Rahul: We observed a peculiar phenomenon while looking for ways to reduce memory access latency: the cache hierarchy present in today’s processor contributes a significant latency overhead just to check whether or not a memory request needs to go off-chip. To put it into perspective, the load-to-use latency of a last-level cache (LLC) access in recent Intel Alderlake processors is reported to be 14ns (https://bit.ly/3wFRM6l), which is nearly equivalent to the row-buffer hit latency (i.e., tCAS ) of a DDR4-3200 DRAM module. This begs for a solution that enables direct access to the off-chip main memory without paying the on-chip cache hierarchy access latency. That’s exactly what is enabled by Hermes. Hermes is the first work that employs a perceptron-based predictor to accurately identify which request would go off-chip and directly accesses the main memory for those predicted requests.
I believe Hermes has a strong significance to the industry. As the on-chip cache hierarchy continues to grow both in size and latency to cater to the ever-increasing data footprint of modern workloads, Hermes offers a practical solution to alleviate the drawbacks of long on-chip cache access latency, while simultaneously enjoying the benefits of a larger cache hierarchy. I also believe that Hermes’s key observations and mechanism can be proven beneficial for various other types of computing platforms than just general purpose processors, e.g., graphics processing unit (GPU), which also shows the same trend of increasing cache hierarchy size over generations.
Q: Is it possible for a user to quickly test Hermes and build on top of what you have done?
Rahul: For sure, yes. We have open-sourced Hermes. You can pull it from our GitHub repository (https://github.com/CMU-SAFARI/Hermes). In this repo you will find all traces and scripts required to replicate our results, as well as build on top of this idea. We have provided a well-documented list of 13 types of data prefetchers and 9 types of off-chip predictor out of the box. If you want to implement your own off-chip predictor, that’s also pretty easy. The code is written in such a way that one can easily extend the base predictor class to implement their own train/predict function to quickly get essential statistics like coverage and accuracy from simulation results. We also actively monitor any feature update requests and bugs. So, please feel free to use the infrastructure and build on top of Hermes. I really believe that Hermes’s off-chip prediction accuracy/coverage can be increased even further. Can’t wait to see new solutions along this direction.
Q: What were the biggest challenges for you during the writing and review process?
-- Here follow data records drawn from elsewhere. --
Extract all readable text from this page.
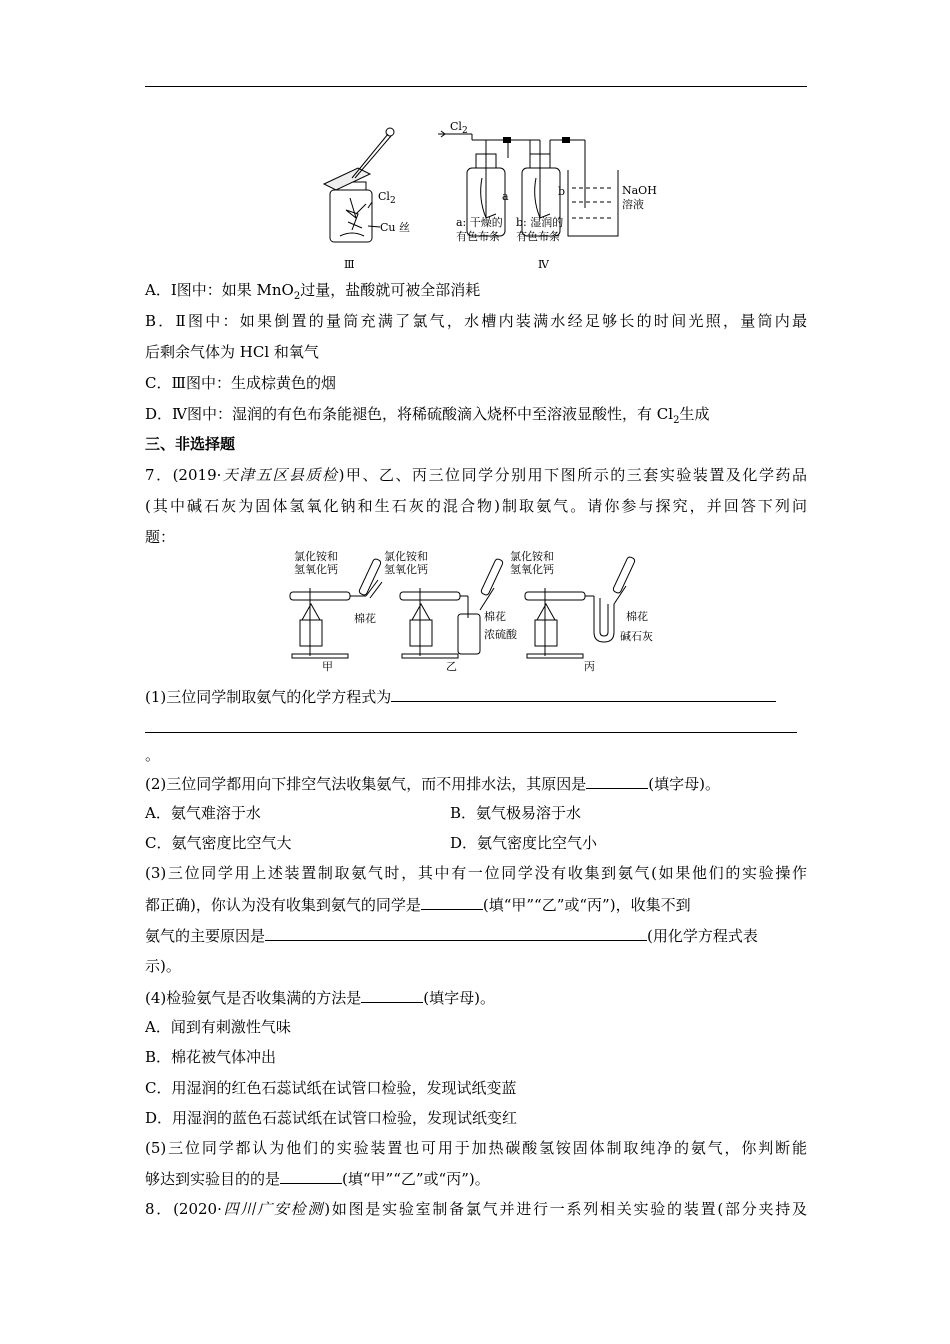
$Cl_2$
Cu 丝
Ⅲ
$Cl_2$
a	b	NaOH
溶液
a: 干燥的
有色布条
b: 湿润的
有色布条
Ⅳ
A．Ⅰ图中：如果 MnO$_2$过量，盐酸就可被全部消耗
B．Ⅱ图中：如果倒置的量筒充满了氯气，水槽内装满水经足够长的时间光照，量筒内最
后剩余气体为 HCl 和氧气
C．Ⅲ图中：生成棕黄色的烟
D．Ⅳ图中：湿润的有色布条能褪色，将稀硫酸滴入烧杯中至溶液显酸性，有 $Cl_2$生成
三、非选择题
7．(2019·天津五区县质检)甲、乙、丙三位同学分别用下图所示的三套实验装置及化学药品
(其中碱石灰为固体氢氧化钠和生石灰的混合物)制取氨气。请你参与探究，并回答下列问
题：
氯化铵和
氢氧化钙
棉花
甲
氯化铵和
氢氧化钙
棉花
浓硫酸
乙
氯化铵和
氢氧化钙
棉花
碱石灰
丙
(1)三位同学制取氨气的化学方程式为
。
(2)三位同学都用向下排空气法收集氨气，而不用排水法，其原因是	(填字母)。
A．氨气难溶于水	B．氨气极易溶于水
C．氨气密度比空气大	D．氨气密度比空气小
(3)三位同学用上述装置制取氨气时，其中有一位同学没有收集到氨气(如果他们的实验操作
都正确)，你认为没有收集到氨气的同学是	(填“甲”“乙”或“丙”)，收集不到
氨气的主要原因是	(用化学方程式表
示)。
(4)检验氨气是否收集满的方法是	(填字母)。
A．闻到有刺激性气味
B．棉花被气体冲出
C．用湿润的红色石蕊试纸在试管口检验，发现试纸变蓝
D．用湿润的蓝色石蕊试纸在试管口检验，发现试纸变红
(5)三位同学都认为他们的实验装置也可用于加热碳酸氢铵固体制取纯净的氨气，你判断能
够达到实验目的的是	(填“甲”“乙”或“丙”)。
8．(2020·四川广安检测)如图是实验室制备氯气并进行一系列相关实验的装置(部分夹持及
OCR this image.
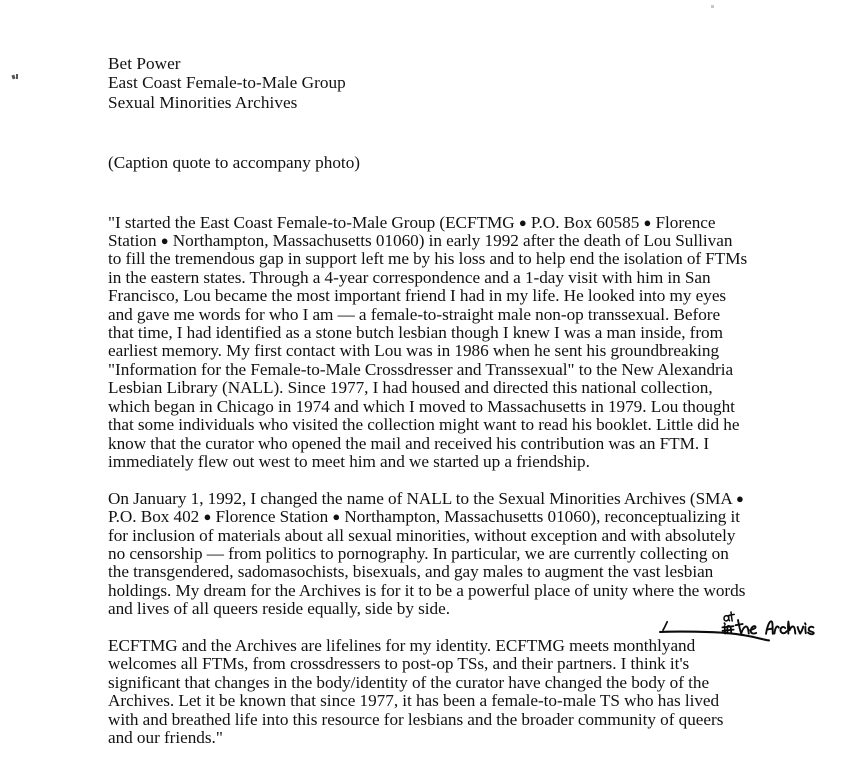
Bet Power
East Coast Female-to-Male Group
Sexual Minorities Archives
(Caption quote to accompany photo)

"I started the East Coast Female-to-Male Group (ECFTMG ● P.O. Box 60585 ● Florence Station ● Northampton, Massachusetts 01060) in early 1992 after the death of Lou Sullivan to fill the tremendous gap in support left me by his loss and to help end the isolation of FTMs in the eastern states. Through a 4-year correspondence and a 1-day visit with him in San Francisco, Lou became the most important friend I had in my life. He looked into my eyes and gave me words for who I am — a female-to-straight male non-op transsexual. Before that time, I had identified as a stone butch lesbian though I knew I was a man inside, from earliest memory. My first contact with Lou was in 1986 when he sent his groundbreaking "Information for the Female-to-Male Crossdresser and Transsexual" to the New Alexandria Lesbian Library (NALL). Since 1977, I had housed and directed this national collection, which began in Chicago in 1974 and which I moved to Massachusetts in 1979. Lou thought that some individuals who visited the collection might want to read his booklet. Little did he know that the curator who opened the mail and received his contribution was an FTM. I immediately flew out west to meet him and we started up a friendship.

On January 1, 1992, I changed the name of NALL to the Sexual Minorities Archives (SMA ● P.O. Box 402 ● Florence Station ● Northampton, Massachusetts 01060), reconceptualizing it for inclusion of materials about all sexual minorities, without exception and with absolutely no censorship — from politics to pornography. In particular, we are currently collecting on the transgendered, sadomasochists, bisexuals, and gay males to augment the vast lesbian holdings. My dream for the Archives is for it to be a powerful place of unity where the words and lives of all queers reside equally, side by side.

ECFTMG and the Archives are lifelines for my identity. ECFTMG meets monthlyand welcomes all FTMs, from crossdressers to post-op TSs, and their partners. I think it's significant that changes in the body/identity of the curator have changed the body of the Archives. Let it be known that since 1977, it has been a female-to-male TS who has lived with and breathed life into this resource for lesbians and the broader community of queers and our friends."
Rahul: I think the biggest challenge in writing was to articulate the idea cleanly and demonstrate Hermes’s novelty on top of prior works. Similar to many ideas in microarchitecture design, the key observation of Hermes is also noted by some prior works (as recent as HPCA’22). So it was our responsibility to cite every prior work and compare with them (either qualitatively or quantitatively) as best as possible. Thankfully, the reviewers were very appreciative of the draft and provided many constructive feedbacks that ultimately helped to get the paper in better shape.
Q: What writing advice can you give to students who might be drafting their first paper?
Rahul: I am not sure whether I am experienced enough to provide advice yet since I am still learning! (laugh) But as a novice researcher, I often misunderstand the importance of writing. But gradually I came to realize that clearly articulating an idea in writing is as important as, if not more than, incepting/evaluating the idea. My advice would be to consider writing as a first-class candidate for any paper. If you are spending three/four months evaluating the idea, then spend at least a month writing it. In my experience, the writing takes shape iteratively. The first draft may seem fine at the first glance, but when I read the same draft after 2-3 days, I myself often find it not engaging enough. That’s why having enough time for writing helps to shape out the best possible version via multiple iterations.